Вот когда Вилкс увидел, наконец, тех, на кого будет опираться Англия!
В темном лесу, пронизанном багровым светом костра, тесным кружком сидели четверо незнакомцев. Хозяевами импровизированного ночного приема были Лидумс и Будрис. Между сидящими была расстелена скатерть, на которой стояли бутылки армянского коньяка, русской водки, жбаны и кувшины домашнего пива, разложена всевозможная снедь, какой давно уже не приходилось отведывать «лесным братьям» из группы Лидумса.
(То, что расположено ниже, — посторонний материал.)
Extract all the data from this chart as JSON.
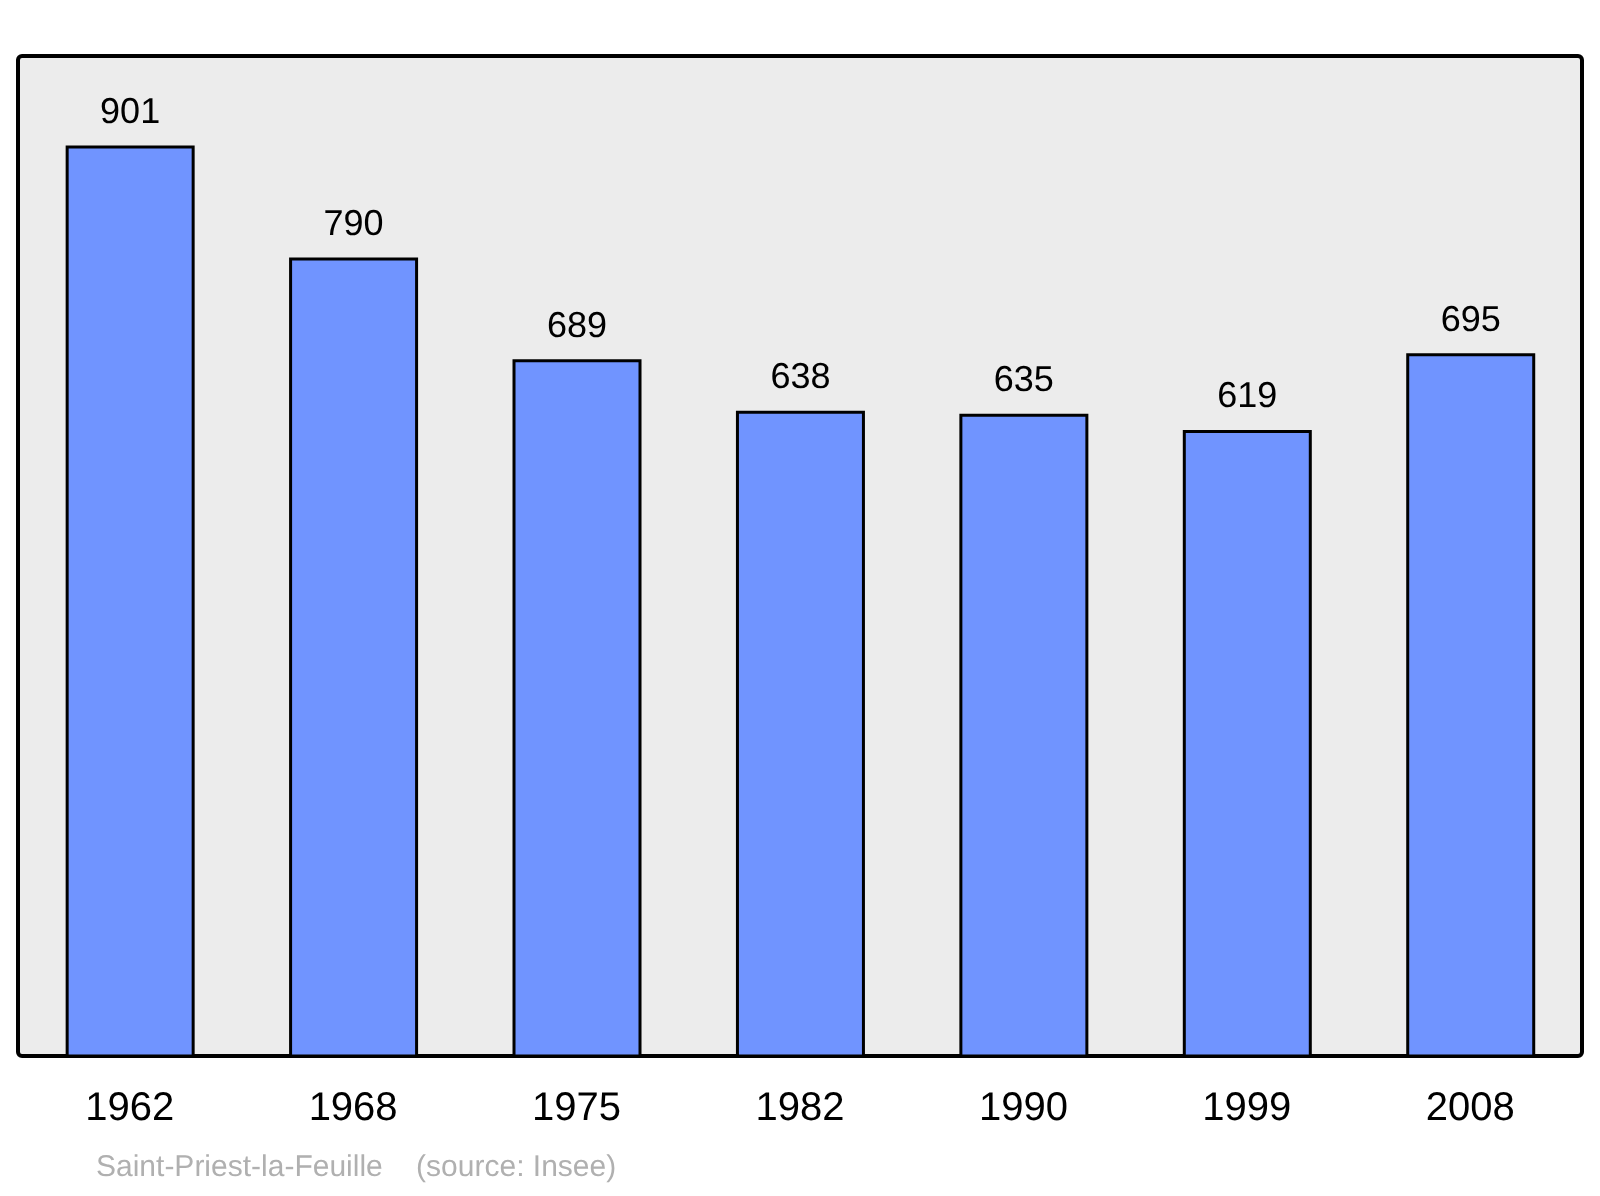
{
  "chart_data": {
    "type": "bar",
    "categories": [
      "1962",
      "1968",
      "1975",
      "1982",
      "1990",
      "1999",
      "2008"
    ],
    "values": [
      901,
      790,
      689,
      638,
      635,
      619,
      695
    ],
    "color": "#7094ff",
    "data_labels": true,
    "annotations": [
      "Saint-Priest-la-Feuille    (source: Insee)"
    ]
  }
}
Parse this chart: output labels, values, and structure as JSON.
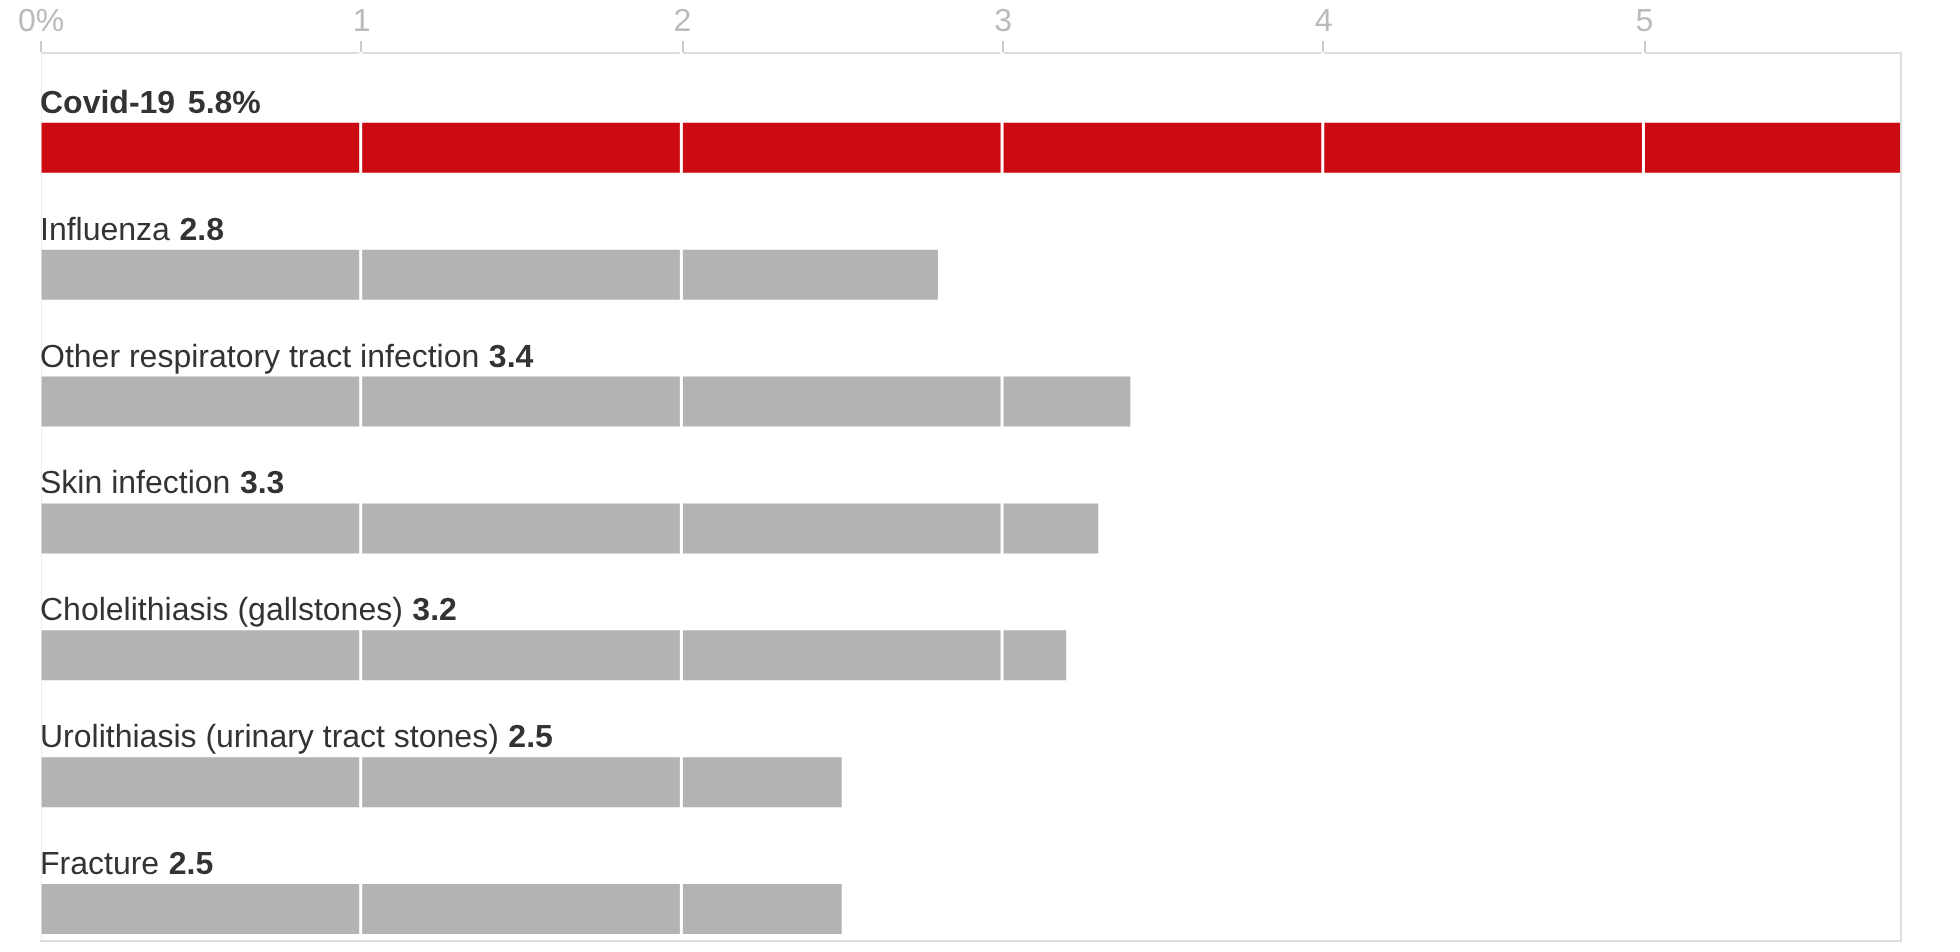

Оказалось, что каждый из участников совещания постарался для этой дружеской встречи.
Вилкса и Эгле представили сидящим как эмиссаров английской секретной службы, прибывших нелегально в Латвию для установления контакта.
Все поднялись и стоя исполнили гимн буржуазной Латвии и гимн лесных братьев. Голоса были хриплые, мало музыкальные, но воодушевления хватило бы на целую капеллу.
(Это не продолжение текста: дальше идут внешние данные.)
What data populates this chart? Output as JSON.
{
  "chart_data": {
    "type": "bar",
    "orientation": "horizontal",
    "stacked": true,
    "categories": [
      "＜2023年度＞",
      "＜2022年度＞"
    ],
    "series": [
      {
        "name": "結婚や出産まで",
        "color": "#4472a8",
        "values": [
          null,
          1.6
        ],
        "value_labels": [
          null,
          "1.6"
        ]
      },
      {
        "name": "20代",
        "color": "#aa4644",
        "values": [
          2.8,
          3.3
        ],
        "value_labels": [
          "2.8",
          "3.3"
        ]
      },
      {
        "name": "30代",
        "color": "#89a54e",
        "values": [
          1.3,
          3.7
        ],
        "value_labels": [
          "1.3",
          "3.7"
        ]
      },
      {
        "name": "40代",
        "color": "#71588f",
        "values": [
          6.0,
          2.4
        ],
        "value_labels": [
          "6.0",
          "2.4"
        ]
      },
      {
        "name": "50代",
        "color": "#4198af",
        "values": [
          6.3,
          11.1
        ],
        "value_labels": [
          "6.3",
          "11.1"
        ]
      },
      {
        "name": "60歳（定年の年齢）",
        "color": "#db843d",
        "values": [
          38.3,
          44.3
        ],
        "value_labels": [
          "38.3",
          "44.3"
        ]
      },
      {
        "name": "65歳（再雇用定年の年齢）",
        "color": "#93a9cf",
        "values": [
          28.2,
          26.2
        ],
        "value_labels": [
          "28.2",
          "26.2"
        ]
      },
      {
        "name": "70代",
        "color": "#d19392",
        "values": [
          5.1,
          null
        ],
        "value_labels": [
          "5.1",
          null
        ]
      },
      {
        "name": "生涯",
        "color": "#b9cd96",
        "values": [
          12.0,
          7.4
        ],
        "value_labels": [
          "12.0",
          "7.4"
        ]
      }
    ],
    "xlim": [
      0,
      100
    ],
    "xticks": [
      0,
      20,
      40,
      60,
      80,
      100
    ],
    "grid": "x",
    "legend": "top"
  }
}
Эгле, обрадовавшись развлечению, пристроился к делегату из Латгалии. У того за спиной стоял еще неразвязанный рюкзак, из которого аппетитно высовывались горлышки бутылок дорогого вина.
— Где это вы раздобыли? — поинтересовался Эгле.
Делегат, рыжий, с нечесаной бородой детина, выдернул бутылку розового муската, гулким ударом ладони под донышко выбил пробку — Эгле еще никогда не приходилось видеть, чтобы таким способом открывали вино, — водку-то он и сам мог бы открыть точно так же, — вино забурлило, становясь похожим на живую кровь, и полилось в стаканы. Делегат усмехнулся, сказал:
— Государство выдало!
Эгле восхитился этим «острым» каламбуром. Именно, именно, государство выдало! Вот как надо жить! А этот преснятина Лидумс боится потревожить государственную торговлю. После прошлогоднего налета на кассира ни одной акции! Да разве так должны действовать «лесные братья»? Они должны шуметь, греметь, воевать!
Прикончив третью или четвертую бутылку розового вина, Эгле как-то и не заметил, что большинство делегатов окружили Вилкса. Ах да, дают поручения! Ну черт с ними! Он все пытался выспросить у латгальца, а много ли в Латгалии аэродромов и воинских частей, а где они расположены, а может ли латгалец принять представителей из-за границы и обеспечить их убежищем?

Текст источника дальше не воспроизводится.